A reivindicação pelo fim da tortura foi assumida por vários agentes sociais durante a ditadura militar, inclusive os movimentos pela anistia. Em novembro de 1978, realizou-se o Congresso Nacional pela Anistia, organizado pelo Comitê Nacional pela Anistia, no Teatro Ruth Escobar, em São Paulo.
No Manifesto do Congresso, afirma-se que "O Brasil é hoje uma nação dividida", aprofundou-se "a distância entre o regime e o povo". O povo brasileiro, afirmava-se, estava marginalizado política, econômica e socialmente.
O manifesto, de 5 de novembro de 1978, terminava com a exigência de "ANISTIA AMPLA, GERAL E IRRESTRITA", como era de praxe nos documentos do CBA, mas não se limitava a isso, no que fazia muito bem.
De fato, outras condições eram também necessárias para a democratização do país. Antes da exigência de anistia, três delas eram reivindicadas pelo CBA e, devemos ressaltar, o Brasil de hoje ainda não logrou atender completamente a nenhuma delas:

- fim da legislação repressiva, inclusive a revogação da lei de segurança nacional e da insegurança dos brasileiros;
- desmantelamento do aparelho de repressão política e fim da tortura;
- liberdade de organização e manifestação;


Não acabaram os inquéritos políticos visando a repressão às liberdades de organização e de manifestação, bem como a criminalização dos movimentos sociais. O inquérito criminal contra os 23 no Rio de Janeiro é um clamoroso caso recente, e bem revela o tipo de resposta do Estado brasileiro às demandas por direitos e democracia.
As manifestações continuam a ser espionadas. Ao lado, reproduzo parte de relatório do DOPS/SP, escrito em 6 de novembro de 1978, sobre o Congresso Nacional pela Anistia. É curioso ver Mário Pedrosa caracterizado como "crítico político". Certamente o investigador não sabia de quem se tratava.
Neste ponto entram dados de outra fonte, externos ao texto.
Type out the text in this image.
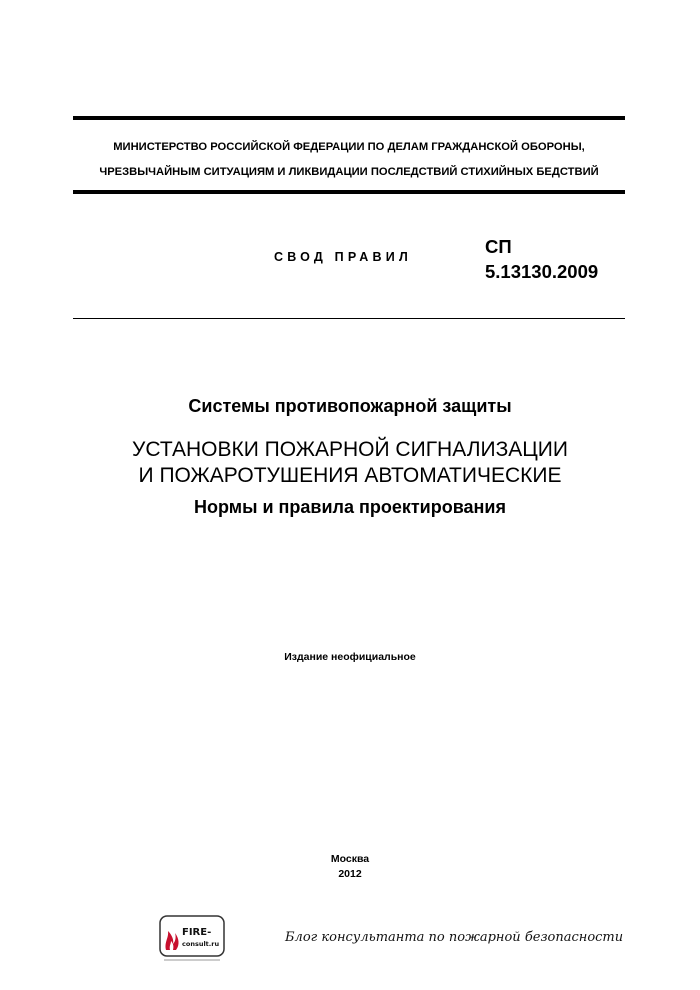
МИНИСТЕРСТВО РОССИЙСКОЙ ФЕДЕРАЦИИ ПО ДЕЛАМ ГРАЖДАНСКОЙ ОБОРОНЫ,
ЧРЕЗВЫЧАЙНЫМ СИТУАЦИЯМ И ЛИКВИДАЦИИ ПОСЛЕДСТВИЙ СТИХИЙНЫХ БЕДСТВИЙ
СВОД ПРАВИЛ	СП
5.13130.2009
Системы противопожарной защиты
УСТАНОВКИ ПОЖАРНОЙ СИГНАЛИЗАЦИИ
И ПОЖАРОТУШЕНИЯ АВТОМАТИЧЕСКИЕ
Нормы и правила проектирования
Издание неофициальное
Москва
2012
FIRE-
consult.ru	Блог консультанта по пожарной безопасности
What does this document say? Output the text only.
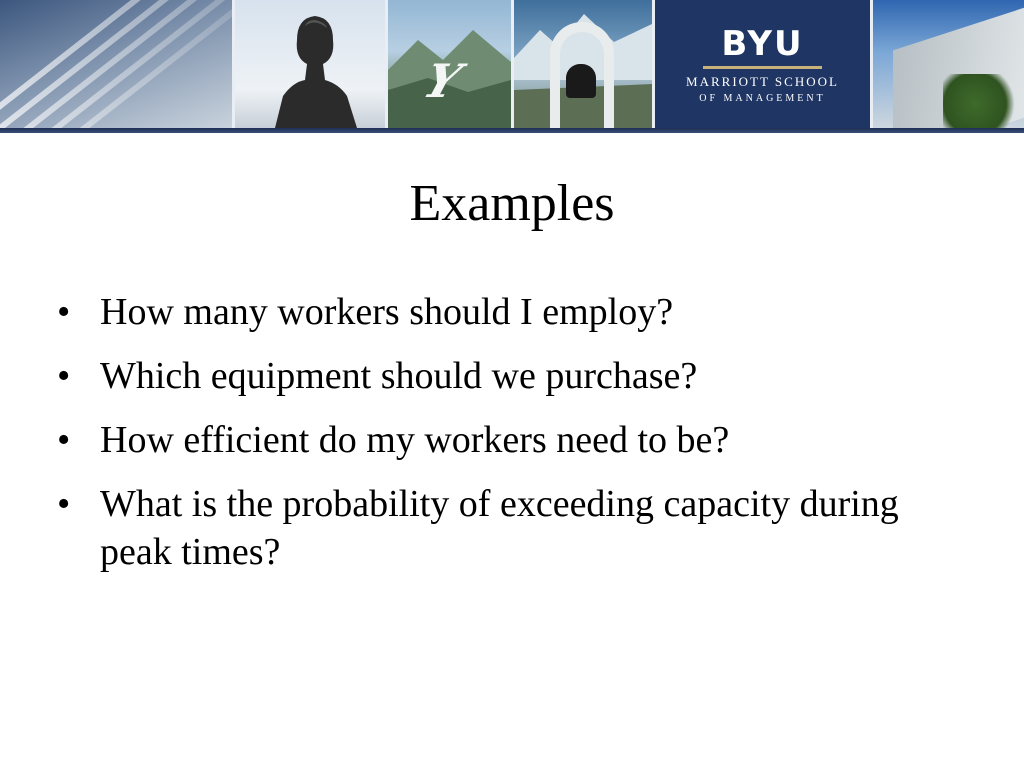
Y
BYU
MARRIOTT SCHOOL
OF MANAGEMENT
Examples
• How many workers should I employ?
• Which equipment should we purchase?
• How efficient do my workers need to be?
• What is the probability of exceeding capacity during peak times?
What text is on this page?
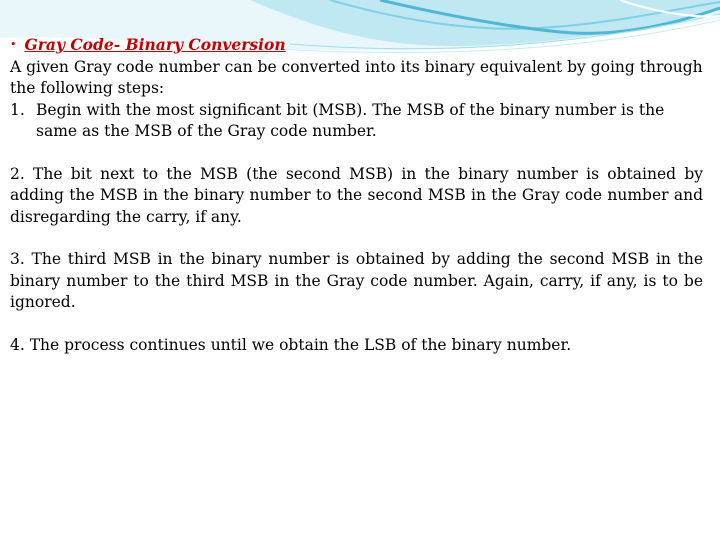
• Gray Code- Binary Conversion

A given Gray code number can be converted into its binary equivalent by going through the following steps:

1. Begin with the most significant bit (MSB). The MSB of the binary number is the same as the MSB of the Gray code number.

2. The bit next to the MSB (the second MSB) in the binary number is obtained by adding the MSB in the binary number to the second MSB in the Gray code number and disregarding the carry, if any.

3. The third MSB in the binary number is obtained by adding the second MSB in the binary number to the third MSB in the Gray code number. Again, carry, if any, is to be ignored.

4. The process continues until we obtain the LSB of the binary number.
Já escrevi diversas vezes, a partir da base documental, sobre o negacionismo histórico perpetrado pelo Supremo Tribunal Federal, em 2010, ao julgar a ADPF 153, sobre a lei de anistia. Ao contrário do que Ministros dessa Corte afirmaram, a campanha pela anistia tinha como objetivo "julgar judicialmente todos os agentes que praticaram torturas durante estes longos 14 anos da ditadura militar", como o agente do DOPS/SP deixa claro na última página do relatório.
Trata-se, enfim, do sucesso da transição brasileira sob o ponto de vista dos torturadores e assassinos do regime, e o fracasso democrático: as aspirações do movimento pela anistia, quase quarenta anos depois, ainda não se realizaram; não somente os torturadores não foram julgados, como a lei de segurança nacional continua em vigor (a dos tempos do governo do General Figueiredo, e mais legislação repressiva é anunciada, desta vez sob o pretexto de combate ao terrorismo), como as liberdades de organização e de manifestação são seguidamente reprimidas.
Alonguei-me nesta nota. Vejam abaixo o cartaz da audiência do dia 6 de fevereiro de 2015 e a lista dos participantes:



A Comissão da Verdade do Estado de São Paulo "Rubens Paiva" realizará na próxima sexta-feira (6/2) uma audiência pública para debater o tema: Tortura. O evento faz parte do Ciclo de Debates "O Estado da dor". Os convidados vão falar sobre a pesquisa "Julgando a tortura: análise de jurisprudência nos Tribunais de Justiça do Brasil (2005-2010)". 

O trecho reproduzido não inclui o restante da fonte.